Сначала после армии хотелось погулять, повидать новые края да и заработать, потом вскоре и пила нашлась, первая жена Настюха, худая злющая баба, все пилила, мечтала сколотить денег на домок; она была из гжатских, землячка, это на первых порах их и сблизило, да и что молодому парню было надо, надоело скитаться по общежитиям, он, сколько помнил себя, другого жилища не знал, из ремесленного на завод, с завода в армию, затем Север. Чисто выдраенными желтыми полами, да лоскутными разноцветными половичками, да пышной геранью пленила его сердце Настюха, только это быстро кончилось, и растащила их жизнь клещами в разные стороны. Ничего, расстались они мирно, по-хорошему, в чем был Рогачев, в том и ушел из Настюхиных хором, все нажитое оставил ей, чем, видно, и улестил ненасытное Настюхино сердце. Ничего, в ее хомут охотники найдутся, не у всех ведь ветер в голове и душа нараспашку, только задница голая, говаривала частенько Настя, суча шерсть или меся тесто, руки ее всегда были заняты, язык — тоже. Всем вышла Настюха, все у нее на месте, кроме сердца, вместо него, наверное, исписанная сберегательная книжка.

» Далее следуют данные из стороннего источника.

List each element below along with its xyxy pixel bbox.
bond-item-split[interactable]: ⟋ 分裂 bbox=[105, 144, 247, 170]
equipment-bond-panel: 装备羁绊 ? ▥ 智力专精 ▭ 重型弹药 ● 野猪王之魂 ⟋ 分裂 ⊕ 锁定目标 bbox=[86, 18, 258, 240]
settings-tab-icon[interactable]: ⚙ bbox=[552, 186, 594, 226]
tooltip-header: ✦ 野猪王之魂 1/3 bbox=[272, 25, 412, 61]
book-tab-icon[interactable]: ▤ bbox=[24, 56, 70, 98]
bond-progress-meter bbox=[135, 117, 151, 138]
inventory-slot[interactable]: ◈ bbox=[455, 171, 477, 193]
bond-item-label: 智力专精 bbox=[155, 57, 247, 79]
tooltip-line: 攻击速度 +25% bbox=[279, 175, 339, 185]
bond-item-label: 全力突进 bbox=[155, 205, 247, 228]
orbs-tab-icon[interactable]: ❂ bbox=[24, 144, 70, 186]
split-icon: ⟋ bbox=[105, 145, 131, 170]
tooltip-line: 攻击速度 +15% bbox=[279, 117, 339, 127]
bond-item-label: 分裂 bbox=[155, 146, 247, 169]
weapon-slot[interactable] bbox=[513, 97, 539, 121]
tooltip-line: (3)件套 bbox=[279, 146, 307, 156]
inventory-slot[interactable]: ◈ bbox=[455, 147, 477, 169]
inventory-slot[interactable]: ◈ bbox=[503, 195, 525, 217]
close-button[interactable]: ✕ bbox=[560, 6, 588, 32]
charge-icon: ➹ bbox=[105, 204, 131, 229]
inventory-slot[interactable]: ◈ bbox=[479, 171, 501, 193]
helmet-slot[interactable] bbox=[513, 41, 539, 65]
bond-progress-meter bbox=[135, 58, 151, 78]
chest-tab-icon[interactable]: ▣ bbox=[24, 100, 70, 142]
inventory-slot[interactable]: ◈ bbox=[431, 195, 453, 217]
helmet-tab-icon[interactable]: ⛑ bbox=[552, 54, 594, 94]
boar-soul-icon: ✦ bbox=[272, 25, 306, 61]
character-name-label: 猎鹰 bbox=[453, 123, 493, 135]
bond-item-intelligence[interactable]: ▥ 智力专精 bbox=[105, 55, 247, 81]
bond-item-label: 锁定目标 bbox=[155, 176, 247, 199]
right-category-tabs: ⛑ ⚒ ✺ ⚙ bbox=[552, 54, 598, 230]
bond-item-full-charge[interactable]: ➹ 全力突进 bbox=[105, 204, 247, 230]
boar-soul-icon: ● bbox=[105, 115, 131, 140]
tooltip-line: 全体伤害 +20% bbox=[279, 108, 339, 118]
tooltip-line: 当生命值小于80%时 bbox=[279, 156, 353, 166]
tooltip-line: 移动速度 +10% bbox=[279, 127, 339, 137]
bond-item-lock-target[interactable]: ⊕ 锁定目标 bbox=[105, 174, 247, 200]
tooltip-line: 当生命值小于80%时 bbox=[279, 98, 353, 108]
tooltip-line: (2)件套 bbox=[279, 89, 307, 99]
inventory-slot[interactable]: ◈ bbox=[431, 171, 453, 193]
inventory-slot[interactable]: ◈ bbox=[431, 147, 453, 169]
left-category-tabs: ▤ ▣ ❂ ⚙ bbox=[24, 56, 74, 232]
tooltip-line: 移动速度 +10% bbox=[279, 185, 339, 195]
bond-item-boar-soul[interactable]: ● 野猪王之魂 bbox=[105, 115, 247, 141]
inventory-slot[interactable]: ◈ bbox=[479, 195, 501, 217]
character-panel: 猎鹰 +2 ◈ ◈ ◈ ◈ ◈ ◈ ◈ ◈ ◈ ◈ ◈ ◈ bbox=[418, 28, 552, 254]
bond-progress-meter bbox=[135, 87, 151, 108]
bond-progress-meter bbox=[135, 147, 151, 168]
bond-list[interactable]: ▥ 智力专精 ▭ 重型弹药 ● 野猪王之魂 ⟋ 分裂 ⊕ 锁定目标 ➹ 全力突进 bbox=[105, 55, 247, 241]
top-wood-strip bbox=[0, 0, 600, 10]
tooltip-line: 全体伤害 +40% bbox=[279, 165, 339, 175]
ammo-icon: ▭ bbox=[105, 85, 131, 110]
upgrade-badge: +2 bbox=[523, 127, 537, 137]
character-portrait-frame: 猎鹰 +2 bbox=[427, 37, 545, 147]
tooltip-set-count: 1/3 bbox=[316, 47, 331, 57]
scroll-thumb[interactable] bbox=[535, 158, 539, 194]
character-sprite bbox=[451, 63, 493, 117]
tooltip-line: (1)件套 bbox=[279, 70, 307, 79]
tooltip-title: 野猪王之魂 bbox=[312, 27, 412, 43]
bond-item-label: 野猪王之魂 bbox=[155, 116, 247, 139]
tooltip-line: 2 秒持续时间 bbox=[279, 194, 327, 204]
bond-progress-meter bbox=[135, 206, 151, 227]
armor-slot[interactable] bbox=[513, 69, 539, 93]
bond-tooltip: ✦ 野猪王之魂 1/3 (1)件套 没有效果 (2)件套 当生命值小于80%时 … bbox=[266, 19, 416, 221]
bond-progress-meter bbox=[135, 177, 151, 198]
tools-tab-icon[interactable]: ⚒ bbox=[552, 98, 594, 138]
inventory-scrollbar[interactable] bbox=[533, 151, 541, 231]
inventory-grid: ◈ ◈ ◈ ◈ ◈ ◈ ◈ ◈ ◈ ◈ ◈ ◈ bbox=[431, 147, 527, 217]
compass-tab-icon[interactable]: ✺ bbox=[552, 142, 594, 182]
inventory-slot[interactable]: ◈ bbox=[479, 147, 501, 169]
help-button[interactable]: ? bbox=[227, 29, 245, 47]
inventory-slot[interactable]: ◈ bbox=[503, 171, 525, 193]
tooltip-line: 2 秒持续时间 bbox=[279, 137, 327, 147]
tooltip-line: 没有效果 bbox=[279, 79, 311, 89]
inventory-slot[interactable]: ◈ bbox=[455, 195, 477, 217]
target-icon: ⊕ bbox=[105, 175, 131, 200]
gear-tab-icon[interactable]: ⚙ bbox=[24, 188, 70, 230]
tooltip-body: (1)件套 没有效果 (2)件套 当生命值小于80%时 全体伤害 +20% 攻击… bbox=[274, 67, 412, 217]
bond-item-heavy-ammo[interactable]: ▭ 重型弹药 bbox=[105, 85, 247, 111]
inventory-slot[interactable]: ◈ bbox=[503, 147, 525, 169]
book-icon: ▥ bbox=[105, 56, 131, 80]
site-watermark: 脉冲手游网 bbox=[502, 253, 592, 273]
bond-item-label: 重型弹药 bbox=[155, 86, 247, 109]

Рогачев перевернулся на другой бок, поворочался, устраиваясь удобнее. И черт его знает, как она складывается, жизнь, с Тасей все было по-другому, вроде и он, Рогачев, был прежний, и в начальство не вылез, по-прежнему гонял до седьмого пота на своих лесосеках, а радость из их дома не выходила. Характер у Таси был легкий, все у нее спорилось, и звонкий голос ее слышался в доме с утра до вечера, с тряпкой она за ним по дому не ходила, подбирая следы от его сапожищ, и зарплату проверять не бегала. Но и Тася тоже стала частенько заговаривать об отъезде, о возвращении на материк, в Россию. «Я уже, Ваня, забыла, как вишня-то цветет, — жаловалась она ему, и при этом глаза ее становились детскими и круглыми. — Или мы не люди, и на солнышке погреться хочется, раздевшись, походить, из шерсти ведь не вылезаем круглый год, окромя консервов не видим ничего». Рогачев с ней соглашался, и самому хотелось побаловаться морем и песочком, поесть заморских апельсинов, которых, говорят, в Москве на каждом шагу, как в тайге грибов, пройтись чертом по ресторанам, но какой-то внутренний бес держал и не отпускал его сердце от Севера. В прошлый раз, еще до женитьбы на Тасе, он ездил на родину, на Смоленщину, но никто не ждал, не встречал его, все казалось ему чужим, а вернее, он сам был здесь всем чужой, ненужный, неинтересный. Да и разные перелески показались ему до смешного маленькими, тесными, обжитыми настолько, что негде, казалось бы, походить здесь с ружьишком, все трещало и лопалось по швам, потому что швы оказались узкими и тесными для раздавшегося, привыкшего к немеряным тундровым просторам Рогачева.